Science Years 2010–2013
EPFL Researchers in microgravity with their bubbles
A team of researchers from EPFL, Oxford University and Max-Planck Institute participated last week to the 53rd European Space Agency (ESA) Parabolic Flight Campaign. They chased the effects of gravitational forces on the very last stages of the collapse of a short-lived vapor bubble in a liquid, a phenomenon still poorly understood and responsible for severe erosion in a variety of industrial. The experiment was developed at EPFL Laboratory for Hydraulic Machines with the support of the EPFL Space Center and the Swiss National Science Foundation.
Twice per year the European Space Agency organizes microgravity research campaign onboard the ‘Airbus A300 ZERO-G’, a specially-equipped aircraft that reproduces weightlessness conditions by flying a sequence of free-fall parabolic maneuvers. Around ten different experiments may be run at the same time.
Following their successful participation at two ESA parabolic flight campaigns in 2005 and 2006, the team flew once more with a novel experiment, to investigate the effects of gravity on the growth and collapse of cavitation bubbles. The occurrence of such cavities is a common phenomenon in hydraulic machinery. The cavitation erosion is known to be due to liquid jets and shockwaves emitted at the last stage of a bubble collapse. The magnitude of these processes depends on the sphericity of the collapsing bubble, which is dictated by the geometry of surrounding boundaries. The gravity vector itself also contributes to such a symmetry breaking; however, its role in the collapse of cavitation bubbles has been ignored so far.
To assess the influence of gravity, a specific experiment was designed and assembled at LMH to generate the most spherical cavitation bubble ever created, so that gravity is by far the major perturbation on its collapse. A special focus was put in minimizing all sources of asymmetry by using a parabolic mirror to focus the energy of a high-power pulsed laser into a small plasma point within a large water volume. They clearly observed gravity-induced geometrical perturbations on the very end of the bubble lifetime, and directly visualized the emission of shock waves and luminescence following the collapse. Unprecedented data were collected during a total of 96 parabolas. These data are now analyzed and will be published soon.

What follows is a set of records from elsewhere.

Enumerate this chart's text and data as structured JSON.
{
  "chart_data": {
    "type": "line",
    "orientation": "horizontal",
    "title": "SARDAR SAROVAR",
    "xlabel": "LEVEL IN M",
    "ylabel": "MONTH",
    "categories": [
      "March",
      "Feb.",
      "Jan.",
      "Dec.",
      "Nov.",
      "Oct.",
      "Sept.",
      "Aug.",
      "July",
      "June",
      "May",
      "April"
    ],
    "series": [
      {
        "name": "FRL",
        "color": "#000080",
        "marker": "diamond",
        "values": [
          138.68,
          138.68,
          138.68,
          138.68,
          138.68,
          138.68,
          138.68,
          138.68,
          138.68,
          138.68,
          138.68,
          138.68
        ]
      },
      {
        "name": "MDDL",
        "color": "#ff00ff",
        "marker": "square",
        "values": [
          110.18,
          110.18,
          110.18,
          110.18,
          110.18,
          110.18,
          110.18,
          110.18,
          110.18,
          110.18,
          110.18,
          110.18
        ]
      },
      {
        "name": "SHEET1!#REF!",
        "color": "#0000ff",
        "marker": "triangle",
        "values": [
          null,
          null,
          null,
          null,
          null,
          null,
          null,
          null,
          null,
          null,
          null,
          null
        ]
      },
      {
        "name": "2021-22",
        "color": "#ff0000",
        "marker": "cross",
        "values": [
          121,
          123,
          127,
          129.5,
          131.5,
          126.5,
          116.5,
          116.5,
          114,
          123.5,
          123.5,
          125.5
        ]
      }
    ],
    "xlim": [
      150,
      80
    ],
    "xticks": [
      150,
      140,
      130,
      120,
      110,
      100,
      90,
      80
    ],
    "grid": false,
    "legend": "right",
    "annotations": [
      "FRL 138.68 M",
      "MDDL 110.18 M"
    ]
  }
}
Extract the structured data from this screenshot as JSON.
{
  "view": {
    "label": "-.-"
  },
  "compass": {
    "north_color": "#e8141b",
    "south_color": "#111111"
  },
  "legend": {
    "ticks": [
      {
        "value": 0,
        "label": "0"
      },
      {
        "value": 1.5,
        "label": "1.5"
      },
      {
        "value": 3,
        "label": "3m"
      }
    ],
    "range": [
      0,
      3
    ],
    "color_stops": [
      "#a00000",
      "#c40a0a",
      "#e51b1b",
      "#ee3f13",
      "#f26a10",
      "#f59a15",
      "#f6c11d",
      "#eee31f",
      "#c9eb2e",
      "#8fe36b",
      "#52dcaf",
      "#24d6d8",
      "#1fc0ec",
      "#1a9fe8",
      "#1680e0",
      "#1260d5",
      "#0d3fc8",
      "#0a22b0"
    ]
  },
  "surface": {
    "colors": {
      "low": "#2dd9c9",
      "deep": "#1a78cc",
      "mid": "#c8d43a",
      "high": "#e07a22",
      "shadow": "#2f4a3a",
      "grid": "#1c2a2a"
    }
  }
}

It should be noticed that the present project was initiated in 2005 at LMH laboratory by the “Flash and Splash” team, made of 4 talented EPFL students (D. Obreschkow, Ph. Kobel, N. Dorzas and A. Debosset), led by Dr. Farhat, who investigated the dynamic of a cavitation bubble within a water drop in the frame of ESA Student Parabolic Flight Campaign. The project gained such a momentum that five years after, the team reinforced by a new PhD student (M. Tinguely), is willing to pursue this exciting adventure with more investigations on bubble dynamics under microgravity. It is also expected to involve more students and laboratories in the project.